As much as this series is a descendant of pulp-era extravaganzas, other genres occupy its story space as well. Its world of spaceports, mining colonies, and roving ships is rocky, and much of the language on this side is drawn from the tough-guy milieu, such as when a sleazy ship captain, dealing with a client/worshipper of the ”Essiel with the weird looking shellfish” thinks, ”Look, those are clams. You’re kneeling before an altar that’s mostly an all-you-can-eat seafood buffet. But, because she was a respectable businesswoman, she said nothing about it.

Perhaps more important, thematically, is the notion that beneath our ordinarily dangerous reality lies another universe so alien and terrifying and haunted by monsters that it blasts merely human (or AI) senses and perceptions. . The “non-space” realm that is essential to interstellar travel is so hostile to any form of consciousness that even machine-based Winters turn off their processors before sinking. It’s a pattern imported from the supernatural horror/cosmic terror lore that dates back to Lovecraft, William Hope Hodgson (The border house), and even Algernon Blackwood (“The Willows”) and persists in, say, the predatory multiverse of Charles Stross’ Laundry series. Long stretches of the sections from Idris’ perspective struggle to convey the terror that space inflicts even on his severely impaired nervous system.

At the deepest point of unspace, far below… was the Other, the presence that dwelt in unspace. A single entity, which looks like nothing, which is entirely its own…. [It] drove lesser minds insane by its very nature, killed by proximity, had wrists slit by unlucky travelers, spaced itself out, sabotaged its own vessels…. He knew what it felt like, that shoulder presence so repulsive and intolerable that self-assassination would be a blessed release.

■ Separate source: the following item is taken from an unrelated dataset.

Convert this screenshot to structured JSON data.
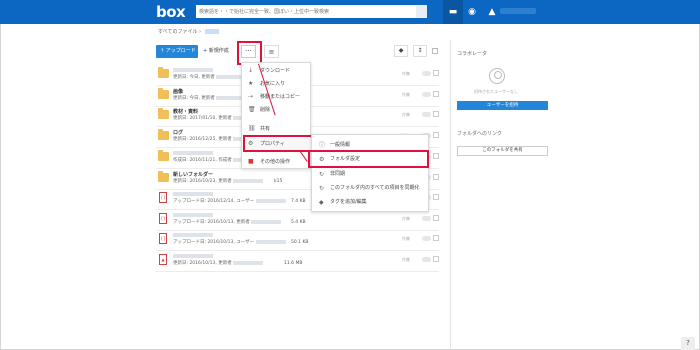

I’ll say it again, in a slightly different way: the Final Architecture sequence belongs to what might be called a meta-genre, a narrative space that absorbs and integrates motifs, tropes, and conventions from near and less near neighbors. The inevitable comparison is with The Expanse: a similar combination of space operas, noir elements and dirty plots, fellow band adventures, gothic dread, alien weirdness, special effects sequences and mysteries that could well remain mysterious when everything is finally closed. This omnivorous – not to say kitchen sink – quality could be the source of the recent Venue interview remark: ”I like the idea of ​​a world that feels real and is bigger than the book.” That’s certainly the effect this series has, and I suspect even a third volume will leave many undefined spaces beyond its borders.


Editor Russell Letson is a not-quite-retired freelance writer living in St. Cloud MN. He’s been hanging out in the world of SF since childhood and writing about it since his grad school days. In the meantime, he has published a good deal of business, technology and music journalism. He is still working on a book on the Hawaiian slack key guitar.


This review and others like it in the June 2022 issue of Venue.